## Evaluating the quality of a model against known data
One of the challenges with Generative AI is measuring how effectively a model's output, especially at scale. Due to the stocastic nature of Generative AI, the output can vary from one call to another. Even if directionally the output is the same, you can't do a string comparison of the output, due to the variation in responses.

However, there are some things you can do to score the simularity of two responses. 

### Using GenAI
You can ask a model fo compare two responses.

### Embeddings
One way to compare the output would be to compare the embeddings vector between two responses. 

## Prerequisites
* **Claude** enabled for your AWS Account.

## Setup

In [12]:
import boto3
import json
import os
import sys
from langchain import PromptTemplate

module_path = ".."
sys.path.append(os.path.abspath(module_path))
from utils import bedrock, print_ww

boto3_bedrock = bedrock.get_bedrock_client(os.environ.get('BEDROCK_ASSUME_ROLE', None))

Create new client
  Using region: None
boto3 Bedrock client successfully created!
bedrock(https://bedrock.us-east-1.amazonaws.com)


In [13]:
from langchain.llms.bedrock import Bedrock

inference_modifier = {'max_tokens_to_sample':4096, 
                      "temperature":0.5,
                      "top_k":250,
                      "top_p":1,
                      "stop_sequences": ["\n\nHuman"]
                     }

textgen_llm = Bedrock(model_id = "anthropic.claude-v2",
                    client = boto3_bedrock, 
                    model_kwargs = inference_modifier 
                    )



## Summary Comparison

The notebook will create a summary from an example document, in this case, the Amazon 2022 letter to shareholders. The document is available in [example.py](example.py).

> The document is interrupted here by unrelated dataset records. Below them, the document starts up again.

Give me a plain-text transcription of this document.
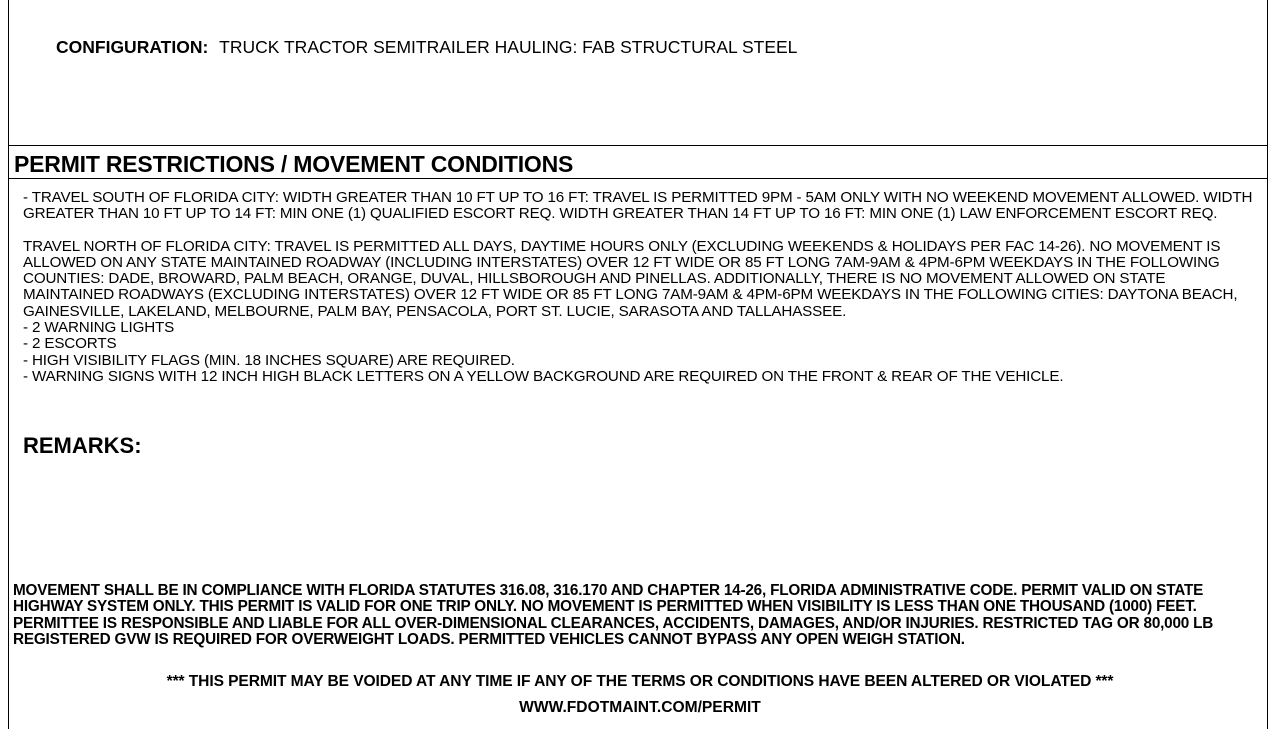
CONFIGURATION: TRUCK TRACTOR SEMITRAILER HAULING: FAB STRUCTURAL STEEL
PERMIT RESTRICTIONS / MOVEMENT CONDITIONS

- TRAVEL SOUTH OF FLORIDA CITY: WIDTH GREATER THAN 10 FT UP TO 16 FT: TRAVEL IS PERMITTED 9PM - 5AM ONLY WITH NO WEEKEND MOVEMENT ALLOWED. WIDTH GREATER THAN 10 FT UP TO 14 FT: MIN ONE (1) QUALIFIED ESCORT REQ. WIDTH GREATER THAN 14 FT UP TO 16 FT: MIN ONE (1) LAW ENFORCEMENT ESCORT REQ.

TRAVEL NORTH OF FLORIDA CITY: TRAVEL IS PERMITTED ALL DAYS, DAYTIME HOURS ONLY (EXCLUDING WEEKENDS & HOLIDAYS PER FAC 14-26). NO MOVEMENT IS ALLOWED ON ANY STATE MAINTAINED ROADWAY (INCLUDING INTERSTATES) OVER 12 FT WIDE OR 85 FT LONG 7AM-9AM & 4PM-6PM WEEKDAYS IN THE FOLLOWING COUNTIES: DADE, BROWARD, PALM BEACH, ORANGE, DUVAL, HILLSBOROUGH AND PINELLAS. ADDITIONALLY, THERE IS NO MOVEMENT ALLOWED ON STATE MAINTAINED ROADWAYS (EXCLUDING INTERSTATES) OVER 12 FT WIDE OR 85 FT LONG 7AM-9AM & 4PM-6PM WEEKDAYS IN THE FOLLOWING CITIES: DAYTONA BEACH, GAINESVILLE, LAKELAND, MELBOURNE, PALM BAY, PENSACOLA, PORT ST. LUCIE, SARASOTA AND TALLAHASSEE.

- 2 WARNING LIGHTS

- 2 ESCORTS

- HIGH VISIBILITY FLAGS (MIN. 18 INCHES SQUARE) ARE REQUIRED.

- WARNING SIGNS WITH 12 INCH HIGH BLACK LETTERS ON A YELLOW BACKGROUND ARE REQUIRED ON THE FRONT & REAR OF THE VEHICLE.

REMARKS:
MOVEMENT SHALL BE IN COMPLIANCE WITH FLORIDA STATUTES 316.08, 316.170 AND CHAPTER 14-26, FLORIDA ADMINISTRATIVE CODE. PERMIT VALID ON STATE HIGHWAY SYSTEM ONLY. THIS PERMIT IS VALID FOR ONE TRIP ONLY. NO MOVEMENT IS PERMITTED WHEN VISIBILITY IS LESS THAN ONE THOUSAND (1000) FEET. PERMITTEE IS RESPONSIBLE AND LIABLE FOR ALL OVER-DIMENSIONAL CLEARANCES, ACCIDENTS, DAMAGES, AND/OR INJURIES. RESTRICTED TAG OR 80,000 LB REGISTERED GVW IS REQUIRED FOR OVERWEIGHT LOADS. PERMITTED VEHICLES CANNOT BYPASS ANY OPEN WEIGH STATION.
*** THIS PERMIT MAY BE VOIDED AT ANY TIME IF ANY OF THE TERMS OR CONDITIONS HAVE BEEN ALTERED OR VIOLATED ***
WWW.FDOTMAINT.COM/PERMIT
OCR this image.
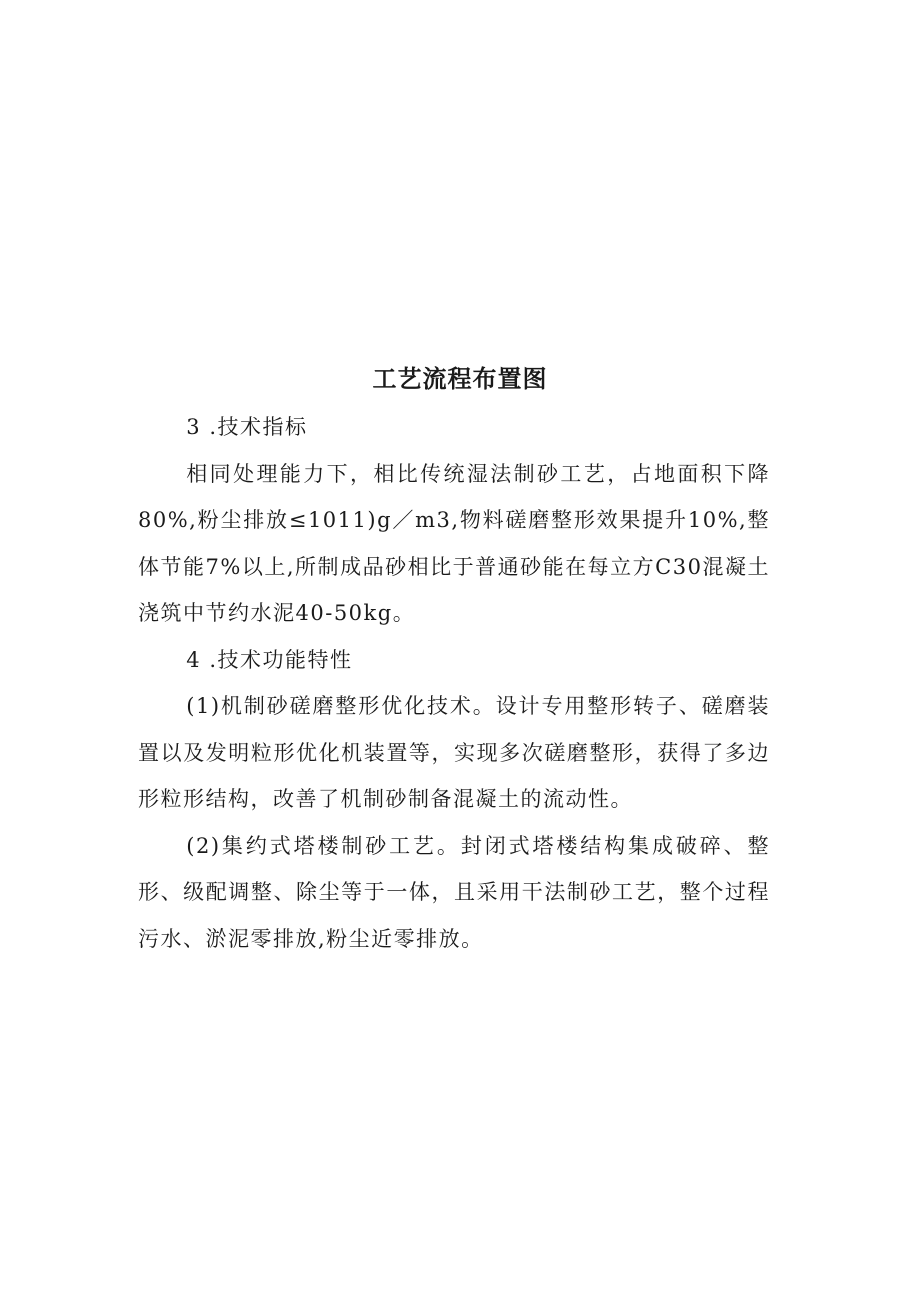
工艺流程布置图

3 .技术指标

相同处理能力下，相比传统湿法制砂工艺，占地面积下降80%,粉尘排放≤1011)g／m3,物料磋磨整形效果提升10%,整体节能7%以上,所制成品砂相比于普通砂能在每立方C30混凝土浇筑中节约水泥40-50kg。

4 .技术功能特性

(1)机制砂磋磨整形优化技术。设计专用整形转子、磋磨装置以及发明粒形优化机装置等，实现多次磋磨整形，获得了多边形粒形结构，改善了机制砂制备混凝土的流动性。

(2)集约式塔楼制砂工艺。封闭式塔楼结构集成破碎、整形、级配调整、除尘等于一体，且采用干法制砂工艺，整个过程污水、淤泥零排放,粉尘近零排放。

It will be run through Claude Instant and Amazon Titan, and the resulting summary will be stored for later use.

In [14]:
baseline_summary = """
Amazon continues to face challenges but is optimistic about the future. The company has made cost
cuts and efficiency improvements in fulfillment and logistics networks to lower costs and speed up
delivery times. AWS is facing short-term headwinds but has a strong customer base and continues to
innovate with new products and technologies. Other businesses like Advertising, Amazon Business, and
Buy with Prime continue to see strong growth. The company is also investing in new areas like
grocery, healthcare, satellite internet access, and artificial intelligence which could provide
large opportunities in the future. Although Amazon currently has a small share of the overall retail
and IT markets, as more retail shifts online and to the cloud, the company believes it is well
positioned for significant growth ahead."""

## Candidate summaries
There are four summaries provided.

The first was created by Amazon Titan, the second is a completely unrelated article on Honus Wagner, and
major leageu baseball player from the turn of the 20th century. The third is a summary of the 2017 letter to shareholders, and the final example is a summary by AI21 labs Jurassic Mid foundation model.

In [68]:
candidates = [
{
    "note": "Unrelated Article on Honus Wagner",
    "text": """
Johannes Peter "Honus" Wagner, sometimes referred to as Hans Wagner, was an American baseball shortstop
who played 21 seasons in Major League Baseball from 1897 to 1917, almost entirely for the Pittsburgh Pirates.
Wagner won his eighth (and final) batting title in 1911, a National League record that remains unbroken
to this day, and matched only once, in 1997, by Tony Gwynn. He also led the league in slugging six times
and stolen bases five times. Wagner was nicknamed "the Flying Dutchman" due to his superb speed and German
heritage. This nickname was a nod to the popular folk-tale made into a famous opera by the German composer
Richard Wagner. In 1936, the Baseball Hall of Fame inducted Wagner as one of the first five members.
He received the second-highest vote total, behind Ty Cobb's 222 and tied with Babe Ruth at 215.
"""
},
{
    "note": "Anthropic Claude on 2017 Letter",
    "text": """In his 2017 letter to Amazon shareholders, Jeff Bezos emphasizes the importance 
of maintaining a "Day 1" mentality even as Amazon grows into a large company. He says customer obsession, 
resisting proxies, embracing external trends, and high-velocity decision making are essential to fending 
off "Day 2" stagnation and irrelevance. Bezos argues that obsessive customer focus drives innovation, that 
proxies like surveys can mislead, that trends like AI must be quickly embraced, and that quality high-speed 
decisions maintain energy and dynamism. He shares examples from Amazon like Alexa and Amazon Go to 
illustrate these points. Bezos stresses that large organizations must move with the spirit of a startup 
to delight customers and remain vital.
"""
},
{
    "note": "AI21 Labs",
    "text": """
While Amazon has faced a challenging macroeconomic challenges in 2022, it has also been a year of growth
and innovation, it has also seen a number of successes. The company continue to grow, innovated, improved 
its customer experiences, and made important adjustments to its investment strategies. The company has been
focusing on long-term investment opportunities, and is constantly investing in long-term opportunities, 
and plans to lower costs, even as it faces short-term challenges.
"""
},
{
    "note": "Amazon Titan",
    "text": """
Despite shutting down some businesses and making changes to others, Jassy remains confident in
Amazon's future prospects. He highlights the company's ongoing efforts to improve fulfillment costs,
speed up delivery, and expand its retail business. Jassy also discusses Amazon's investments in
advertising, machine learning, and new business areas such as healthcare and satellite internet. He
emphasizes the company's long-term vision and commitment to innovation.
"""
}]

## The comparison
Now that both summaries have been completed, let's use the Claude v2 model to compare the two and decide which is better.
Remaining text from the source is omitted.